Pastoral do Sr. Bispo de Argel contra o Espiritismo.

(Sumário)

1. – Em data de 18 de agosto último, o Sr. Bispo de Argel  †  publicou uma brochura dirigida aos senhores curas de sua diocese, sob o título de Carta circular e pastoral sobre a superstição dita Espiritismon Citamos as passagens seguintes, acompanhadas de algumas observações.


“…Tínhamos pensado em adicionar modesta página a esses luminosos anais, exprobrando, das alturas do bom-senso e da fé, como o merece ser, o Espiritismo, que, tirado da mais velha e mais grosseira idolatria, vem abater-se sobre a Argélia.  †  Pobre colônia! n Após tão cruéis provas, ainda lhe era necessária uma deste gênero!”


Pobre colônia! com efeito, não seria ela muito mais próspera se, em vez de tolerarem e protegerem a religião dos nativos, houvessem transformado suas mesquitas e sinagogas em igrejas e não tivessem detido o zelo do proselitismo? É verdade que a guerra santa, guerra de extermínio como a das cruzadas, duraria ainda; que centenas de milhares de soldados teriam perecido; que, talvez, tivéssemos sido forçados a abandoná-la. Mas que é isto quando se trata do triunfo da fé! Ora, eis aqui um outro flagelo – o Espiritismo – que, em nome do Evangelho vem proclamar a fraternidade entre os diferentes cultos e cimentar a união, inscrevendo em sua bandeira: Fora da caridade não há salvação. ( † )

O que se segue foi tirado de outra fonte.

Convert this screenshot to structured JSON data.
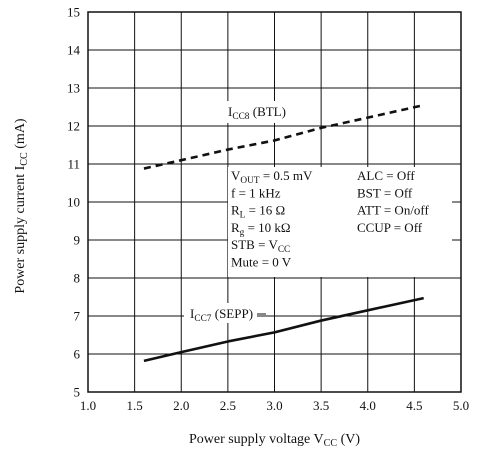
{
  "chart_data": {
    "type": "line",
    "xlabel": {
      "main": "Power supply voltage  V",
      "sub": "CC",
      "tail": "  (V)"
    },
    "ylabel": {
      "main": "Power supply current  I",
      "sub": "CC",
      "tail": "  (mA)"
    },
    "xlim": [
      1.0,
      5.0
    ],
    "ylim": [
      5,
      15
    ],
    "x_ticks": [
      1.0,
      1.5,
      2.0,
      2.5,
      3.0,
      3.5,
      4.0,
      4.5,
      5.0
    ],
    "x_tick_labels": [
      "1.0",
      "1.5",
      "2.0",
      "2.5",
      "3.0",
      "3.5",
      "4.0",
      "4.5",
      "5.0"
    ],
    "y_ticks": [
      5,
      6,
      7,
      8,
      9,
      10,
      11,
      12,
      13,
      14,
      15
    ],
    "y_tick_labels": [
      "5",
      "6",
      "7",
      "8",
      "9",
      "10",
      "11",
      "12",
      "13",
      "14",
      "15"
    ],
    "grid": true,
    "series": [
      {
        "name": "ICC8 (BTL)",
        "style": "dashed",
        "x": [
          1.6,
          2.0,
          2.5,
          3.0,
          3.5,
          4.0,
          4.6
        ],
        "y": [
          10.88,
          11.1,
          11.38,
          11.62,
          11.95,
          12.22,
          12.55
        ]
      },
      {
        "name": "ICC7 (SEPP)",
        "style": "solid",
        "x": [
          1.6,
          2.0,
          2.5,
          3.0,
          3.5,
          4.0,
          4.6
        ],
        "y": [
          5.82,
          6.05,
          6.33,
          6.57,
          6.88,
          7.15,
          7.47
        ]
      }
    ],
    "series_labels": [
      {
        "main": "I",
        "sub": "CC8",
        "tail": " (BTL)"
      },
      {
        "main": "I",
        "sub": "CC7",
        "tail": " (SEPP)"
      }
    ],
    "conditions_left": [
      {
        "main": "V",
        "sub": "OUT",
        "tail": " = 0.5 mV"
      },
      {
        "main": "f = 1 kHz",
        "sub": "",
        "tail": ""
      },
      {
        "main": "R",
        "sub": "L",
        "tail": " = 16 Ω"
      },
      {
        "main": "R",
        "sub": "g",
        "tail": " = 10 kΩ"
      },
      {
        "main": "STB = V",
        "sub": "CC",
        "tail": ""
      },
      {
        "main": "Mute = 0 V",
        "sub": "",
        "tail": ""
      }
    ],
    "conditions_right": [
      "ALC = Off",
      "BST = Off",
      "ATT = On/off",
      "CCUP = Off"
    ]
  }
}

“Mas considerações diversas, senhor cura, nos detiveram até hoje. A princípio hesitávamos em revelar esta vergonha nova, que se vem somar a tantas misérias, exploradas com amarga ironia pelos inimigos de nossa cara e nobre Argélia. Por outro lado, sabemos que o Espiritismo quase não penetrou entre nós senão em certas cidades, onde os desocupados se contam em maior número; onde a curiosidade, incessantemente excitada, se repasta avidamente de tudo quanto se apresenta com caráter de novidade; onde a necessidade de brilhar e de se distinguir da multidão nem sempre é estranha, mesmo a inteligências de maior ou menor alcance, ao passo que o maior número de nossas pequenas cidades e do nosso campo o ignoram e, por certo, nada têm a perder com isto, até o nome bizarro e pretensioso de Espiritismo. Enfim, pensamos que tais práticas jamais são destinadas a uma vida longa, porque a desilusão logo vem para os escândalos da imaginação, que morrem quase sempre de sua própria vergonha. Assim aconteceu com as trapalhices de Cagliostro e de Mesmer; assim se acalmou o furor das mesas girantes, sem deixar na retaguarda senão o ridículo de seus arrastamentos e de suas lembranças.”

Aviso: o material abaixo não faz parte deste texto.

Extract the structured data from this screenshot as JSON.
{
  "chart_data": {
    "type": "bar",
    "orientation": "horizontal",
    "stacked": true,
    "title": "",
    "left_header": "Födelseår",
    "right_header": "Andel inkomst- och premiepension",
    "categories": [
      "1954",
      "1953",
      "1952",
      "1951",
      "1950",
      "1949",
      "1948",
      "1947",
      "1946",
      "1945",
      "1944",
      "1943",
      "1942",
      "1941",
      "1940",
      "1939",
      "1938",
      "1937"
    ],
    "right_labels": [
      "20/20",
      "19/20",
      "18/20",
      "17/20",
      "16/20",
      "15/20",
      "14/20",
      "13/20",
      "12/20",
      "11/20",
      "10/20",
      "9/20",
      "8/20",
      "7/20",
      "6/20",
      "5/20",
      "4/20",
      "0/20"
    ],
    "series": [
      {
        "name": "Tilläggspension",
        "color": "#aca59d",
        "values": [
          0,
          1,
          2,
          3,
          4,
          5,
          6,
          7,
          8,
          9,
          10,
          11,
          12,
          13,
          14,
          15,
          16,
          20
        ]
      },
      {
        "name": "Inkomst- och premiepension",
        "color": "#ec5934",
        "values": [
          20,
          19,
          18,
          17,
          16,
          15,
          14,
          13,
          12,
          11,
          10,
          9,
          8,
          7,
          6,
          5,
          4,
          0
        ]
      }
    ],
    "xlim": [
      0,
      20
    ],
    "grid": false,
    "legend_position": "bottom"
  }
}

Se o próprio nome do Espiritismo é desconhecido na maioria das pequenas cidades e nos campos da Argélia, a carta-circular do Sr. Bispo de Argel, espalhada em profusão, é um excelente meio de torná-lo conhecido, excitando a curiosidade que, por certo, não será detida pelo temor do diabo. Tal foi o efeito, bem comprovado, de todos os sermões pregados contra o Espiritismo que, de notória publicidade, contribuíram poderosamente para multiplicar os adeptos. A circular do Sr. Bispo de Argel terá efeito contrário? é mais que duvidoso. Lembramo-nos sempre desta palavra profética, tão bem realizada, de um Espírito a quem perguntávamos, há dois anos, por que meio o Espiritismo penetraria nos campos; ele nos respondeu: “Pelos padres. Voluntária ou involuntariamente? – A princípio involuntariamente; mais tarde, voluntariamente.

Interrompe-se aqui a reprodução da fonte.